# Threading half nuts



## rock_breaker (Jun 11, 2012)

Due to the long throw on my Grizzly G9295 ? lathe I was missing the mark and subsequently not producing usable threads. Grizzly service suggested tightening an adjustment screw or new half-nuts. After tightening the screw the powered feed did not engage properly, things were re-adjusted somewhat to workable and I found that threading could be done by moving the half-nut lever to near engagement position then moving the lever a much shorter distance to engage the nuts. Has anyone else encountered this problem?


----------



## Tony Wells (Jun 11, 2012)

I can't speak to the Grizzly issue directly, but most every lathe I have run has a little "slop" in the half-nut engagement. As the chasing dial comes around, just before it aligns with the number/letter targeted, I begin to lower the engagement lever.
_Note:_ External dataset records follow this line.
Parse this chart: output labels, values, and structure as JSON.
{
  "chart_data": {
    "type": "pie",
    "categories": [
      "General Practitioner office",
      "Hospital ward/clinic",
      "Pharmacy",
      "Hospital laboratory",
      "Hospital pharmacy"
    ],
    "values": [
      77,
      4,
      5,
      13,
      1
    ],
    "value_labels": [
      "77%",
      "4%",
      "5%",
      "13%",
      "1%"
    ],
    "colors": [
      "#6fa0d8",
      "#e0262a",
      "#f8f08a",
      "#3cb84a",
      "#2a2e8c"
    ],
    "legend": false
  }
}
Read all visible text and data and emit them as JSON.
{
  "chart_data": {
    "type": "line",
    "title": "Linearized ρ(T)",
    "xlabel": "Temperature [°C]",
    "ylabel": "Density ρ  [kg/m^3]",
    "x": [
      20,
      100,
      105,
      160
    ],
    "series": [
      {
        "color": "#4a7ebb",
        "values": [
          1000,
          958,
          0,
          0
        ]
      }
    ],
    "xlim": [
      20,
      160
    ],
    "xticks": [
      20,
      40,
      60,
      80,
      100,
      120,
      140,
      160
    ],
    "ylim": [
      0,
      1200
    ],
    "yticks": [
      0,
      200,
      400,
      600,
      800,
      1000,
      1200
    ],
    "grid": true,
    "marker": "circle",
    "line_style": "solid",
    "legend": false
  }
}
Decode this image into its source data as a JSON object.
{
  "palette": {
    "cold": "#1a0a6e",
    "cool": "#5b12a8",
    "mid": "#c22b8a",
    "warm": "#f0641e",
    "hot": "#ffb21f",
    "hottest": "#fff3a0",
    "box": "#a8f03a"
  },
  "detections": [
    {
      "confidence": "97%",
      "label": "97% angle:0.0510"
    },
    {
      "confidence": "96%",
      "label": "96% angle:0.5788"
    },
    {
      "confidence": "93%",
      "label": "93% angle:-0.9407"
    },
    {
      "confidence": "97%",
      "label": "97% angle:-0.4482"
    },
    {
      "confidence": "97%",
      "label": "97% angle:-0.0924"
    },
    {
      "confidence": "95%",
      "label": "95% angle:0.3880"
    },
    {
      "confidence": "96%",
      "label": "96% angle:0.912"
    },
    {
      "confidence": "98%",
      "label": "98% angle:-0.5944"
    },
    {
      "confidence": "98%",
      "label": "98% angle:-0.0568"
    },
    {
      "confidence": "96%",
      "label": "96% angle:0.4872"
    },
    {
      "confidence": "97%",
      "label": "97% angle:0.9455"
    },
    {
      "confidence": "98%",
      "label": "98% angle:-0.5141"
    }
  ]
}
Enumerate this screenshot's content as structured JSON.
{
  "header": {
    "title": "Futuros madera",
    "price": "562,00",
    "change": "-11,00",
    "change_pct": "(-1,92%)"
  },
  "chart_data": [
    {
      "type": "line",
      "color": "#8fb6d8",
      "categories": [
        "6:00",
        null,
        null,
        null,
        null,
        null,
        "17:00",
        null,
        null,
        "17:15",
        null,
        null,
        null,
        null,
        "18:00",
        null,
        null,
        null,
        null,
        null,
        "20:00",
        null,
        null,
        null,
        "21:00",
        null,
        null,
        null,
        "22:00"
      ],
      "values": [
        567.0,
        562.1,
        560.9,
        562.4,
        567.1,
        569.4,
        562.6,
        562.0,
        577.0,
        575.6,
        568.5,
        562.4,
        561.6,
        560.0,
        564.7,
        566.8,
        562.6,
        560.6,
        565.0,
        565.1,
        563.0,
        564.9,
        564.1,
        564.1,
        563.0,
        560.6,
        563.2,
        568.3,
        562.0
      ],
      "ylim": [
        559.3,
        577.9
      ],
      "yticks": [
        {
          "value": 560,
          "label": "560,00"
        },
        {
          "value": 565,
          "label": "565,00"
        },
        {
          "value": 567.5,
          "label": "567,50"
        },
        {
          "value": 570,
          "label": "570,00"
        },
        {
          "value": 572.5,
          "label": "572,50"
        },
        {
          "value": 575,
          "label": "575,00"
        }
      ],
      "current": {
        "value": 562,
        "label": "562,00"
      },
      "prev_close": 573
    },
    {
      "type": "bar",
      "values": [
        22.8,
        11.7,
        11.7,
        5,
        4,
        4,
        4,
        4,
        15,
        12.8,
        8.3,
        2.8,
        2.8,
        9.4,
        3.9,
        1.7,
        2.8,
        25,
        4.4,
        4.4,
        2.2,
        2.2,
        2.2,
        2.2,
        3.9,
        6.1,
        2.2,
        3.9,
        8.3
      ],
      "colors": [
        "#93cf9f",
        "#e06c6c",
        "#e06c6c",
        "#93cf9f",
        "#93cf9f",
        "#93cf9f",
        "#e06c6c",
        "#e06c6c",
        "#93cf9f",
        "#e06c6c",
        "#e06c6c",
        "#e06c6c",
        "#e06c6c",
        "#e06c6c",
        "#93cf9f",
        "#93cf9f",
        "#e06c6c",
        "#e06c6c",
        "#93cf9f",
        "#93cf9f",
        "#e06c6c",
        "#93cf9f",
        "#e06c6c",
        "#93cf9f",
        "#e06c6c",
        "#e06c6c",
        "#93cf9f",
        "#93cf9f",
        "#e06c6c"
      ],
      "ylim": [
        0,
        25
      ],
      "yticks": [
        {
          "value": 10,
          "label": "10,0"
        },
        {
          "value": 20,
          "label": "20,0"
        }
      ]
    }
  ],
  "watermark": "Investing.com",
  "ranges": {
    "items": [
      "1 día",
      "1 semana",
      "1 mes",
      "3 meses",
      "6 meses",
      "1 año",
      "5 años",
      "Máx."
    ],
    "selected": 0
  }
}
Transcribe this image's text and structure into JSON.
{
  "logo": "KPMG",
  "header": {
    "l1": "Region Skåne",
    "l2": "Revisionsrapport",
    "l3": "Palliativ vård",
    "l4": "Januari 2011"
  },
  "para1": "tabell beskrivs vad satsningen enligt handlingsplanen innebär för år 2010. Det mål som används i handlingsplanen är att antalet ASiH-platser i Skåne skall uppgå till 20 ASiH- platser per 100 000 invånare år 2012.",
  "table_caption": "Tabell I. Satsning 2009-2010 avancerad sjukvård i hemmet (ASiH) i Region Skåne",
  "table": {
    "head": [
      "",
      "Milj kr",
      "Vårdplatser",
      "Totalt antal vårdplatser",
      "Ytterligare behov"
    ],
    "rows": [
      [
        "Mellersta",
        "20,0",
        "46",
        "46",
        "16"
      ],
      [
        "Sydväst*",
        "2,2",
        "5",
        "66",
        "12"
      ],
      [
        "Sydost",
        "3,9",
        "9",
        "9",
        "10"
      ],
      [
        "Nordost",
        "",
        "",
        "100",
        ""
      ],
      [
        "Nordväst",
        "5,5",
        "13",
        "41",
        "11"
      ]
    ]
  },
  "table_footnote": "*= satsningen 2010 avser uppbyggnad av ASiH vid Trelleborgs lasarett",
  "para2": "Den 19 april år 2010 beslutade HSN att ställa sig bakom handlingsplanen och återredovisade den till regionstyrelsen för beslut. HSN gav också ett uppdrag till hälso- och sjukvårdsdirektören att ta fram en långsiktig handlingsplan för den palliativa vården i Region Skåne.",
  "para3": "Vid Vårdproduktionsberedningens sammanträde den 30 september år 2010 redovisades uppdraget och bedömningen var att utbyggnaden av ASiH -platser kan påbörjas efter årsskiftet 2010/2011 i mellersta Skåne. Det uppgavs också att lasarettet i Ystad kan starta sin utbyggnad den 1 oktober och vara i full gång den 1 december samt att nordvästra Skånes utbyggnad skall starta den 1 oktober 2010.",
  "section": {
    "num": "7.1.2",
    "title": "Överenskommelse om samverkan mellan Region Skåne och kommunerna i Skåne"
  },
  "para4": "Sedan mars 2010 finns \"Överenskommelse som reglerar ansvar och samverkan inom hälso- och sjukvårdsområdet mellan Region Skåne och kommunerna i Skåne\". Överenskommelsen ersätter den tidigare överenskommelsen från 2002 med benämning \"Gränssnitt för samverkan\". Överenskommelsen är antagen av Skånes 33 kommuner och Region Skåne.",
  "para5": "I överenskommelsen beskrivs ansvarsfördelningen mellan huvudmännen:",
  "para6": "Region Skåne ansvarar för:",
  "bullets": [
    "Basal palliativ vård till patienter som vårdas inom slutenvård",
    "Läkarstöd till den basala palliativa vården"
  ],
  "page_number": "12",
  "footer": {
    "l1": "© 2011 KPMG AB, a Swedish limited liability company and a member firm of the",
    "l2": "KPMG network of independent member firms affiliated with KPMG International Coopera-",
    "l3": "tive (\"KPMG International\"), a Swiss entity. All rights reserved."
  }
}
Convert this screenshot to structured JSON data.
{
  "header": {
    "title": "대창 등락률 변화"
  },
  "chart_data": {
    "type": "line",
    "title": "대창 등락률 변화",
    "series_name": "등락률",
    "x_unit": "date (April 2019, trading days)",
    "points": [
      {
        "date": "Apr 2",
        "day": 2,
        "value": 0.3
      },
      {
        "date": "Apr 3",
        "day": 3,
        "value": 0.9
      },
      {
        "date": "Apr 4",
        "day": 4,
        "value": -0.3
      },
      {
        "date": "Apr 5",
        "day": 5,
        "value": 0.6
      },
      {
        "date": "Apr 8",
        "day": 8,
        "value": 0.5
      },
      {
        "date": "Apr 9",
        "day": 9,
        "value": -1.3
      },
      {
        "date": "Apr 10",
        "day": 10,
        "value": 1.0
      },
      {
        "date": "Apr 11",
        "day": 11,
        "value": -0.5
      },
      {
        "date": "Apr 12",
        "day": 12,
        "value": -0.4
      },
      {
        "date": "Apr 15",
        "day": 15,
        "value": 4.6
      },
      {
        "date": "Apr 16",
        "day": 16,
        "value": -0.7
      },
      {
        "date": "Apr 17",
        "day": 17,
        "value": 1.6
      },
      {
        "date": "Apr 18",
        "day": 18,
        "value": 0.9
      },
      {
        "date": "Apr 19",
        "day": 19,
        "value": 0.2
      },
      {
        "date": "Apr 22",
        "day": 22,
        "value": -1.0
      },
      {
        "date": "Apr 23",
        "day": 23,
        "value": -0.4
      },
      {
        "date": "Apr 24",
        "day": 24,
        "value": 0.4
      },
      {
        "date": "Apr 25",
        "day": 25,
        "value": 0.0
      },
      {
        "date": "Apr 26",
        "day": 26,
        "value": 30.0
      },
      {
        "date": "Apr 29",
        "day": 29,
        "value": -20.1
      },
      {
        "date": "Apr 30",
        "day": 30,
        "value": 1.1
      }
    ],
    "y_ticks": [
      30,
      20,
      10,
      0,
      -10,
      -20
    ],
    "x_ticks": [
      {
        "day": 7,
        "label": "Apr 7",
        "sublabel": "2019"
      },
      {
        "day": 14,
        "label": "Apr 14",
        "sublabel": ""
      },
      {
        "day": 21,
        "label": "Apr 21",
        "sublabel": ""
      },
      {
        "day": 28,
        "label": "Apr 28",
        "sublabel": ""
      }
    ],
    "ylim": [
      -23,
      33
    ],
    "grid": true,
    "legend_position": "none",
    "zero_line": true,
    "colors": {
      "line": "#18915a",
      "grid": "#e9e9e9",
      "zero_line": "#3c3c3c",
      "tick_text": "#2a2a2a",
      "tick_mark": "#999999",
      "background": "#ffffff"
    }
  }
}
I can feel the half-nuts riding on top of the screw, and when it drops in, I feel that and push the lever to full engagement. If you wait until the mark comes fully into alignment with the mark, it probably isn't perfectly aligned with the screw, and won't engage properly. It seems to help older lathes to run the chasing dial driven gear a little closer to the screw, taking some slack out.


----------



## rock_breaker (Jun 21, 2012)

Thanks Tony, your procedure is what I am doing now. missed the number once so waited for it to come around again. Sorry for the delay in the response, seems like the world is moving faster each year.

Ray


----------



## GK1918 (Jun 21, 2012)

Just as Tony said they all have a sweet spot, even properly meshing thread dial, it never seems to be
perfect.  So to overcome this little error, a simple big big washer with an index mark just placed over
the thread dial now engauge half nut and just dial in the washer so the witness marks line up.  I did
have to turn a little off the downside of the washer for relief for the dial not to rub. Then my big lathe
has a pretty large dial and a bearing retainer painted black white witness mark works like a champ.


----------